Le réinvestissement du gouvernement de quelque 7 millions en 2018-2019 pour l’achat de livres jeunesse en classe a aussi aidé, ajoute la directrice.

Fait étonnant en 2018 : le livre scolaire fait un bond spectaculaire de 27,6 %. « Le début de ce mouvement semble dater de l’année 2016, où la catégorie avait […] fait un bond de +11,3 % sur 2015 », lit-on dans le Bilan. « La tendance s’était répétée l’an dernier, quoique de manière moins importante : +5,8 %. »

Selon la Loi, rappelle Christian Reeves, le livre scolaire peut être acheté directement chez les éditeurs. Cette hausse des ventes semble indiquer que les écoles, ou certaines d’entre elles, choisissent d’effectuer désormais leurs achats en librairie par sensibilité pour la santé de ce maillon de la chaîne du livre.

Autres données remarquables : la poésie fait cette année un beau petit saut de 50 %, passant de ventes de 346 159 $ à 517 753 $.

En outre, la parité est pratiquement atteinte aux palmarès. Depuis 2014, grosso modo, autant d’auteures que d’auteurs se partagent les rangs, indique M. Reeves.

Le Québec outre frontière
L’Association nationale des éditeurs de livres (ANEL) attribue de son côté ce bon vent au Plan d’action sur le livre « hormis les culs-de-sac de révision de la loi 51 », précise le directeur général Richard Prieur.
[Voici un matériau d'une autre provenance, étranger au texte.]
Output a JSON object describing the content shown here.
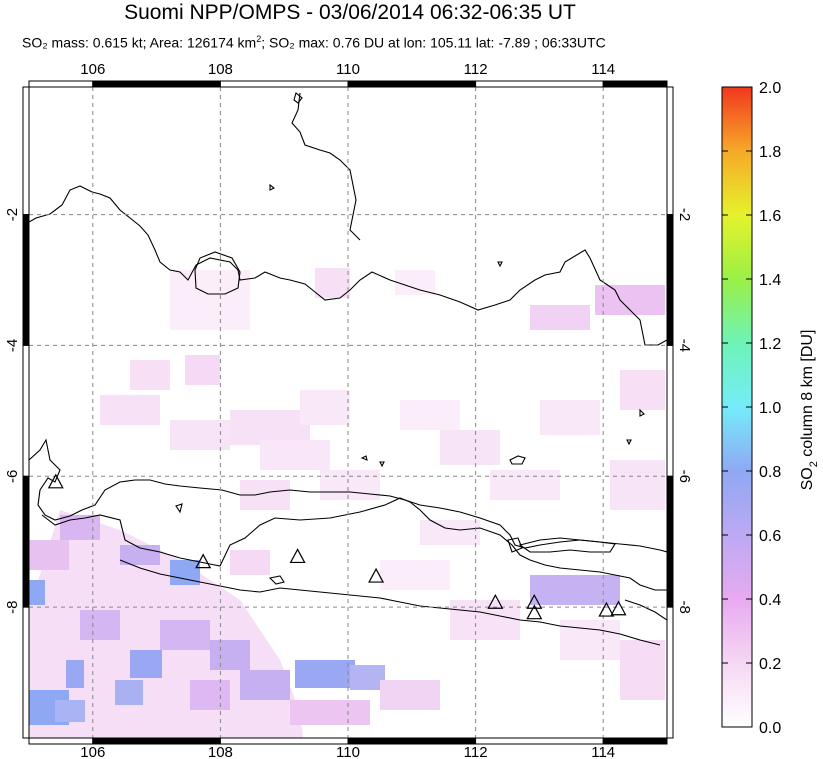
{
  "title": "Suomi NPP/OMPS - 03/06/2014 06:32-06:35 UT",
  "subtitle": {
    "so2_mass": "SO₂ mass: 0.615 kt",
    "area_prefix": "; Area: 126174 km",
    "area_sup": "2",
    "rest": "; SO₂ max: 0.76 DU at lon: 105.11 lat: -7.89 ; 06:33UTC"
  },
  "map": {
    "lon_range": [
      105,
      115
    ],
    "lat_range": [
      -10,
      -0.05
    ],
    "lon_ticks": [
      106,
      108,
      110,
      112,
      114
    ],
    "lat_ticks": [
      -2,
      -4,
      -6,
      -8
    ],
    "lon_tick_labels": [
      "106",
      "108",
      "110",
      "112",
      "114"
    ],
    "lat_tick_labels": [
      "-2",
      "-4",
      "-6",
      "-8"
    ],
    "volcano_markers": [
      {
        "lon": 105.42,
        "lat": -6.1
      },
      {
        "lon": 107.73,
        "lat": -7.32
      },
      {
        "lon": 109.21,
        "lat": -7.24
      },
      {
        "lon": 110.44,
        "lat": -7.54
      },
      {
        "lon": 112.31,
        "lat": -7.94
      },
      {
        "lon": 112.92,
        "lat": -7.94
      },
      {
        "lon": 112.92,
        "lat": -8.1
      },
      {
        "lon": 114.05,
        "lat": -8.06
      },
      {
        "lon": 114.24,
        "lat": -8.04
      }
    ]
  },
  "colorbar": {
    "label_main": "SO",
    "label_sub": "2",
    "label_rest": " column 8 km [DU]",
    "min": 0.0,
    "max": 2.0,
    "tick_values": [
      0.0,
      0.2,
      0.4,
      0.6,
      0.8,
      1.0,
      1.2,
      1.4,
      1.6,
      1.8,
      2.0
    ],
    "tick_labels": [
      "0.0",
      "0.2",
      "0.4",
      "0.6",
      "0.8",
      "1.0",
      "1.2",
      "1.4",
      "1.6",
      "1.8",
      "2.0"
    ],
    "colors": [
      "#ffffff",
      "#f6d7f4",
      "#e7aaf0",
      "#bda9f3",
      "#8fa8f3",
      "#75ecfa",
      "#6ef3b7",
      "#9af046",
      "#e6f22c",
      "#f6a928",
      "#f2371e"
    ]
  }
}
« Il n’y avait pas nécessairement grand-chose pour le livre québécois dans ce Plan, mais je crois que les discours ont porté leurs fruits. La ministre Marie Montpetit annonçait en novembre 2017 un investissement de 800 000 $ pour l’achat de livres imprimés, édités au Québec. Ça ne change pas le monde, mais ça envoie un signal plus fort pour l’acquisition d’ouvrages d’ici. Enfin, la couverture médiatique pour le livre d’ici contribue [à l’élan]. »

M. Prieur mentionne que « le livre canadien en français “performe” drôlement mieux à l’exportation que le livre canadien de langue anglaise». Il y a des raisons liées à la présence de gros joueurs mondiaux qui ravissent les auteurs canadians, mais aussi un dynamisme évident du côté francophone avec les ventes de droits, les fellowships d’éditeurs et de libraires, les invitations d’honneur faites au Québec (Bruxelles, Genève, Marché de la poésie à Paris, etc.).

Selon l’ANEL, les ventes de livres canadiens à l’exportation (droits et produits finis) n’ont pas cessé d’augmenter depuis 2014, passant de près de 105 millions à 129 millions en 2018. Si on totalise les cinq dernières années, les ventes de livres canadiens en français représentent 50,5 % des exportations canadiennes en livres. »

De bonnes nouvelles ? Certes. Mais si les librairies indépendantes vont mieux, beaucoup mieux en général, le nombre de fermetures reste supérieur au nombre d’ouvertures. L’ALQ compte 57 fermetures pour 37 ouvertures de 2001 à 2018. Et depuis 2014, 23 fermetures contre 17 ouvertures.

Les librairies Renaud-Bray et Archambault ne participent pas aux palmarès Gaspard ; les chaînes d’ici ne font donc pas partie de ces données.